Bonds are usually the first thing that comes to people's minds when they think of income investments.
That's because bonds generally produce the highest current yield. They give you the most return tomorrow for the money you pay today.
That doesn't means they're the best way to invest for income. I prefer to think long-term, and bonds are not the best long term income investing strategy.
Also, bonds seems to be simpler than stocks that pay dividends. In some ways, that's a misconception. It is true that bonds of the same type, interest rates, duration, and so on behave very similarly. Bond interest is the income investment that makes you vulnerable to inflation.
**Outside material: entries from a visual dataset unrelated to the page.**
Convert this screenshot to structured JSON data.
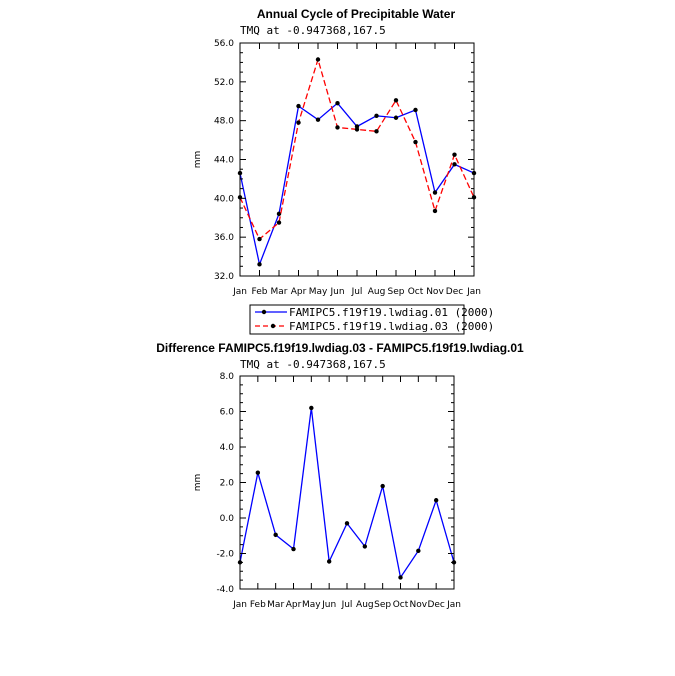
{
  "chart_data": [
    {
      "type": "line",
      "title": "Annual Cycle of Precipitable Water",
      "subtitle": "TMQ at -0.947368,167.5",
      "xlabel": "",
      "ylabel": "mm",
      "ylim": [
        32.0,
        56.0
      ],
      "yticks": [
        "32.0",
        "36.0",
        "40.0",
        "44.0",
        "48.0",
        "52.0",
        "56.0"
      ],
      "categories": [
        "Jan",
        "Feb",
        "Mar",
        "Apr",
        "May",
        "Jun",
        "Jul",
        "Aug",
        "Sep",
        "Oct",
        "Nov",
        "Dec",
        "Jan"
      ],
      "series": [
        {
          "name": "FAMIPC5.f19f19.lwdiag.01 (2000)",
          "color": "#0000ff",
          "dash": "solid",
          "values": [
            42.6,
            33.2,
            38.4,
            49.5,
            48.1,
            49.8,
            47.4,
            48.5,
            48.3,
            49.1,
            40.6,
            43.5,
            42.6
          ]
        },
        {
          "name": "FAMIPC5.f19f19.lwdiag.03 (2000)",
          "color": "#ff0000",
          "dash": "dashed",
          "values": [
            40.1,
            35.8,
            37.5,
            47.8,
            54.3,
            47.3,
            47.1,
            46.9,
            50.1,
            45.8,
            38.7,
            44.5,
            40.1
          ]
        }
      ],
      "legend": "bottom"
    },
    {
      "type": "line",
      "title": "Difference FAMIPC5.f19f19.lwdiag.03 - FAMIPC5.f19f19.lwdiag.01",
      "subtitle": "TMQ at -0.947368,167.5",
      "xlabel": "",
      "ylabel": "mm",
      "ylim": [
        -4.0,
        8.0
      ],
      "yticks": [
        "-4.0",
        "-2.0",
        "0.0",
        "2.0",
        "4.0",
        "6.0",
        "8.0"
      ],
      "categories": [
        "Jan",
        "Feb",
        "Mar",
        "Apr",
        "May",
        "Jun",
        "Jul",
        "Aug",
        "Sep",
        "Oct",
        "Nov",
        "Dec",
        "Jan"
      ],
      "series": [
        {
          "name": "",
          "color": "#0000ff",
          "dash": "solid",
          "values": [
            -2.5,
            2.55,
            -0.95,
            -1.75,
            6.2,
            -2.45,
            -0.3,
            -1.6,
            1.8,
            -3.35,
            -1.85,
            1.0,
            -2.5
          ]
        }
      ]
    }
  ]
}
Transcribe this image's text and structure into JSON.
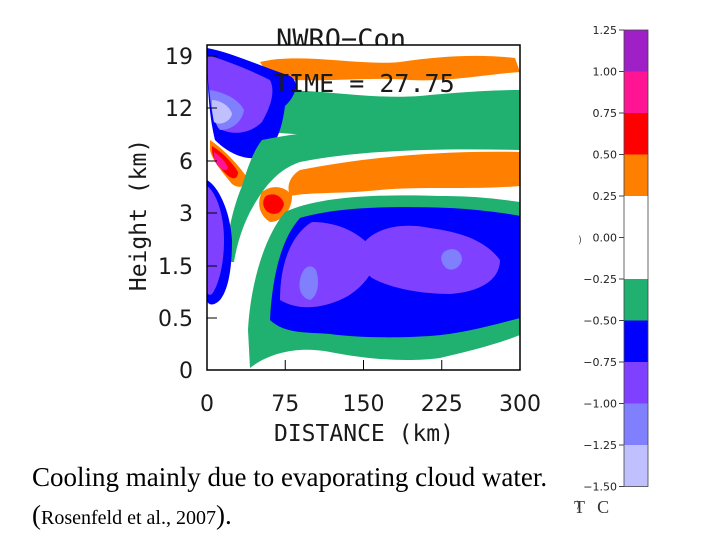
{
  "chart_data": {
    "type": "contour",
    "title": "NWRO−Con",
    "subtitle": "TIME = 27.75",
    "xlabel": "DISTANCE (km)",
    "ylabel": "Height (km)",
    "x_ticks": [
      "0",
      "75",
      "150",
      "225",
      "300"
    ],
    "x_tick_values": [
      0,
      75,
      150,
      225,
      300
    ],
    "y_ticks": [
      "0",
      "0.5",
      "1.5",
      "3",
      "6",
      "12",
      "19"
    ],
    "xlim": [
      0,
      300
    ],
    "colorbar": {
      "unit": "T C",
      "levels": [
        "1.25",
        "1.00",
        "0.75",
        "0.50",
        "0.25",
        "0.00",
        "−0.25",
        "−0.50",
        "−0.75",
        "−1.00",
        "−1.25",
        "−1.50"
      ],
      "colors": [
        "#a020c8",
        "#ff1493",
        "#ff0000",
        "#ff7f00",
        "#ffffff",
        "#ffffff",
        "#20b070",
        "#0000ff",
        "#8040ff",
        "#8080ff",
        "#c0c0ff"
      ]
    },
    "palette": {
      "pos_125": "#a020c8",
      "pos_100": "#ff1493",
      "pos_075": "#ff0000",
      "pos_050": "#ff7f00",
      "neg_025": "#20b070",
      "neg_050": "#0000ff",
      "neg_075": "#8040ff",
      "neg_100": "#8080ff",
      "neg_125": "#c0c0ff"
    }
  },
  "caption": {
    "main": "Cooling mainly due to evaporating cloud water. (",
    "citation": "Rosenfeld et al., 2007",
    "close": ")."
  }
}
Stocks are More Interesting Than Bonds
Bonds are much more mathematical than stocks. There are many more factors affecting them than most people realize, and you can analyze them in many ways, but the hundreds of bonds that have the same characteristics behave much the same. They appeal more to your inner accountant than do stocks.
Stocks are much more identified with the underlying corporation, so they share the company's story. If it's a new company with a product that is going to revolutionize the world, the stock shares that glamor. Bonds are . . . boring.
Buying Bonds is Not as Easy as Buying Stocks
The bond market is NOT easy as the stock market is. You can't just go online and order some specific bond issues. Actually you can, but it can be expensive.
Plus, it is set up for institutional investors -- that is, people who represent big bucks. Not the kind of money you and I have to invest.
You might get a broker to help you, if you have $50,000 or more to spend. But they'll charge you a very high bid/ask spread. Also, they'll want to sell you bonds that they have in their own inventory -- which means they want to get rid of them.
They might even tell you they're giving you a great deal by not charging you a commission. But that means they're making more money by selling you a bond they bought cheaply.
Online Bond Buying Services
However, there are a few services that allow you to buy newly issued bonds from reputable companies direct. They sent out emails every Monday letting you know what's available.
directnotes.com/
internotes.com/
eu.internotes.com/ -- for European bonds
You Buy Government Bonds Directly From the Treasury Department
Just go to treasurydirect.gov. You can buy T-bills, savings bonds, Treasury notes, Treasury Inflation Protected Securities (TIPS bonds), Treasury notes, Gulf Coast Recovery bonds and Treasury bonds.
For bonds from agencies back by, but not quite the government such as Ginnie Mae (GNMA) bonds, see your broker.
You could also buy bond mutual funds, but then you run into a whole host of issues regarding expenses and having to pay taxes on capital gains because the manager actively buys and sells.
Avoid Bond Mutual Funds, Especially Ones With High Expenses
If you do go with a bond mutual fund, choose the applicable fund with the lowest expenses. And don't ever pay a load. They're outrageous, especially for bond funds. It's easiest to start with Vanguard. They're often the fund offering the lowest rate because they're the only mutual fund family that focuses on keeping expense ratios low.
The same is true of Exchange Traded Funds -- look for low costs. Those are the best way to buy corporate and municipal bonds.
If you do sell a bond prior to maturity, you could lose money. It depends on where interest rates are. Right now they're so low that it's difficult to see how they can be much lower in the future. And you can't predict the future of interest rates anyway. It's better not to try. That's why I believe it's best to simply buy a bond and hold it until maturity -- of course collecting your interest checks until then.
Bonds are an important type of income investments, but especially for people who are already retired and need to maximize their current cash. Just as with other investing techniques, younger people still accumulating their retirement portfolios should concentrate on buying stocks that pay dividends that will growth in the future.